We think you need these skills to ace Applied ML Engineering Student in London
Some tips for your application 🫡
Tailor Your CV:Make sure your CV is tailored to the role of Machine Learning Engineer Intern. Highlight relevant projects, skills in Python, and any experience with ML libraries like TensorFlow or PyTorch. We want to see how your background fits with what we’re looking for!
Craft a Compelling Cover Letter:Your cover letter is your chance to shine! Use it to explain why you’re passionate about ML and how your skills align with our needs. Don’t forget to mention any collaborative projects you've worked on with Data Scientists or ML Researchers.
Showcase Your Projects:If you’ve developed any ML applications or web interfaces, make sure to include them in your application. We love seeing real examples of your work, especially if they demonstrate your ability to solve problems and innovate!

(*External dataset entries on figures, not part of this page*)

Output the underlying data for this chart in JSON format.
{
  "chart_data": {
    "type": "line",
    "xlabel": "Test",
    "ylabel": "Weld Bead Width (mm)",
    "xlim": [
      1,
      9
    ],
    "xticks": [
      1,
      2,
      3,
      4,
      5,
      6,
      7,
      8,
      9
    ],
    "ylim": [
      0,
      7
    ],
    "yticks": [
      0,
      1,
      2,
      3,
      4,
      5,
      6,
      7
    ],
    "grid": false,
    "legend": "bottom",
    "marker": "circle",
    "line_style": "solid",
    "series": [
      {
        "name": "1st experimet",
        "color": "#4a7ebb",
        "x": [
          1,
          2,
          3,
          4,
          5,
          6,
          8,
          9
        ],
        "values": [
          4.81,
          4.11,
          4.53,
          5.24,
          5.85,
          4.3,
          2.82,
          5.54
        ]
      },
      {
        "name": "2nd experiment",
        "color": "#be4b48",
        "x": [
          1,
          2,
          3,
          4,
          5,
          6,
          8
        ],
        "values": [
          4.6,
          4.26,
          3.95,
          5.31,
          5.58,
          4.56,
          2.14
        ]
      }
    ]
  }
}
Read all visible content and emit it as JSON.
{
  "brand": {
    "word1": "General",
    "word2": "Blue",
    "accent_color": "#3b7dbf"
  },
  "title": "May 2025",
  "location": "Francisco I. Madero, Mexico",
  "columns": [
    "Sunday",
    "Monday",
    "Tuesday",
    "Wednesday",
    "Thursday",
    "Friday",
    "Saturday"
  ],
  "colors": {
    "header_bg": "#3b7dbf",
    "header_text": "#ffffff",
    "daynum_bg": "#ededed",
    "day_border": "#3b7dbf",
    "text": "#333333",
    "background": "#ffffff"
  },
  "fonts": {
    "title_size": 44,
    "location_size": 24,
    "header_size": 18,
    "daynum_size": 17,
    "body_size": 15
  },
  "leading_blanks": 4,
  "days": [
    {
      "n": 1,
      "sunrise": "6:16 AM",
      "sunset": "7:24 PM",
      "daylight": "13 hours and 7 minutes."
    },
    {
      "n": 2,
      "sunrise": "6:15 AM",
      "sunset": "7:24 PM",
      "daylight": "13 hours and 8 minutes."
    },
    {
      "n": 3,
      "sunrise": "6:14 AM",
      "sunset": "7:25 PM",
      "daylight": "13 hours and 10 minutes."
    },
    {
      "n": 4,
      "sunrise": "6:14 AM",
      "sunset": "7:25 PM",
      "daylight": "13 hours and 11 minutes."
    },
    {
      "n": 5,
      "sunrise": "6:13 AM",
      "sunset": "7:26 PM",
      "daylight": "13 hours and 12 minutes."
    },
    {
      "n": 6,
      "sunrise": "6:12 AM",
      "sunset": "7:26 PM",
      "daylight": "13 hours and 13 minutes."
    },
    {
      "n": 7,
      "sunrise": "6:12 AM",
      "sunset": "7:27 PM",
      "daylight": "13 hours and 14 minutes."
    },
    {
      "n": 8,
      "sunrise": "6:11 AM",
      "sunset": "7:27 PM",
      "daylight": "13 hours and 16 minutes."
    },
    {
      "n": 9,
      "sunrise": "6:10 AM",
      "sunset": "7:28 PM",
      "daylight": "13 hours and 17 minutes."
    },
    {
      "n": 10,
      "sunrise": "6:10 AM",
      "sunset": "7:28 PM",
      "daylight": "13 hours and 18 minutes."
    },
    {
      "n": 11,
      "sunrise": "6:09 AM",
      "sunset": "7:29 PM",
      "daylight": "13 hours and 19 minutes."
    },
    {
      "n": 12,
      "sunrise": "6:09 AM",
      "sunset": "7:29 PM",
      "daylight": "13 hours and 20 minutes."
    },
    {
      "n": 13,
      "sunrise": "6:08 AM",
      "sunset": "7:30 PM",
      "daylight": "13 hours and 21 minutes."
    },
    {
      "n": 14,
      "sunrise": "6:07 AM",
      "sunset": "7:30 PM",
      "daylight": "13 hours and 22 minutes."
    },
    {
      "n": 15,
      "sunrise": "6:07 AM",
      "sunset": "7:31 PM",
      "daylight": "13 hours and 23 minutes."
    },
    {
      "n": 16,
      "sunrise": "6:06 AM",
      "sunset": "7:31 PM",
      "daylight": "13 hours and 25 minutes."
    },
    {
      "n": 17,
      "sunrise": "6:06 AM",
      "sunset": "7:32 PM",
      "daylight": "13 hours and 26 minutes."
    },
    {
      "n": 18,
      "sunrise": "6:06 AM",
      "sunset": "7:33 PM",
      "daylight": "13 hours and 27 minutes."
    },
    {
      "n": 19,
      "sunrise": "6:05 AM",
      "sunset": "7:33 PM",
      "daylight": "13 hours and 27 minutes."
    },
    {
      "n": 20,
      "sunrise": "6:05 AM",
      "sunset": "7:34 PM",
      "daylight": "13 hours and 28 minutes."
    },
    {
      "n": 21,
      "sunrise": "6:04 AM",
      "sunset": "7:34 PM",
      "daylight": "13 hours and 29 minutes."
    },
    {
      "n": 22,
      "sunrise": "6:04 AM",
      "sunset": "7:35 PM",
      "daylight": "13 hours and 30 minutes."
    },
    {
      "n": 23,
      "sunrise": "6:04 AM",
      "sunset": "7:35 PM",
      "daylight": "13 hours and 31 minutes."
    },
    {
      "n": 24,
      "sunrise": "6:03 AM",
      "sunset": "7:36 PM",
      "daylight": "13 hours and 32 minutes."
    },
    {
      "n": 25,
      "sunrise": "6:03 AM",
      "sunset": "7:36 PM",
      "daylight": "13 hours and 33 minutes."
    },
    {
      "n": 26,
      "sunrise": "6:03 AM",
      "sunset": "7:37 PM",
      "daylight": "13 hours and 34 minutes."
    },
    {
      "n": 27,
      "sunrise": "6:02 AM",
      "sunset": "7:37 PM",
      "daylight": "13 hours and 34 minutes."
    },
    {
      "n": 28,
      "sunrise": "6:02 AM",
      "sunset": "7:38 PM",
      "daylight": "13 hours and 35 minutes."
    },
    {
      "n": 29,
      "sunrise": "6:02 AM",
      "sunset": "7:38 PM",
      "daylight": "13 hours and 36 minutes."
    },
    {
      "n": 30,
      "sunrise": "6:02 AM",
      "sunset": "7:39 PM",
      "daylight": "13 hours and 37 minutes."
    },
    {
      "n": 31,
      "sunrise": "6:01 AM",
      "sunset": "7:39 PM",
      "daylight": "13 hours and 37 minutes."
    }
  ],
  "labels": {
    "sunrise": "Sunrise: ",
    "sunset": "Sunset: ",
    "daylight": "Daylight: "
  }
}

Apply Through Our Website:We encourage you to apply through our website for the best chance of getting noticed. It’s straightforward and ensures your application goes directly to us. Plus, it shows you’re serious about joining our team!
How to prepare for a job interview at Nvidia
✨Know Your ML Basics
Make sure you brush up on your machine learning concepts before the interview. Be ready to discuss algorithms, libraries like TensorFlow and PyTorch, and how they apply to real-world problems. This will show that you’re not just a student but someone who understands the field.
✨Showcase Your Projects
Bring examples of any ML projects you've worked on, especially those involving web interfaces or cloud infrastructure. Discussing your hands-on experience with frameworks like Streamlit or your familiarity with AWS can really set you apart from other candidates.
✨Prepare for Technical Questions
Expect technical questions related to Python programming and ML model performance. Practise coding challenges and be ready to explain your thought process. This will demonstrate your problem-solving skills and your ability to think on your feet.
✨Communicate Effectively
Since collaboration is key in this role, practice articulating your ideas clearly. During the interview, make sure to listen actively and engage with the interviewers. Showing that you can communicate well with both technical and non-technical team members will highlight your teamwork skills.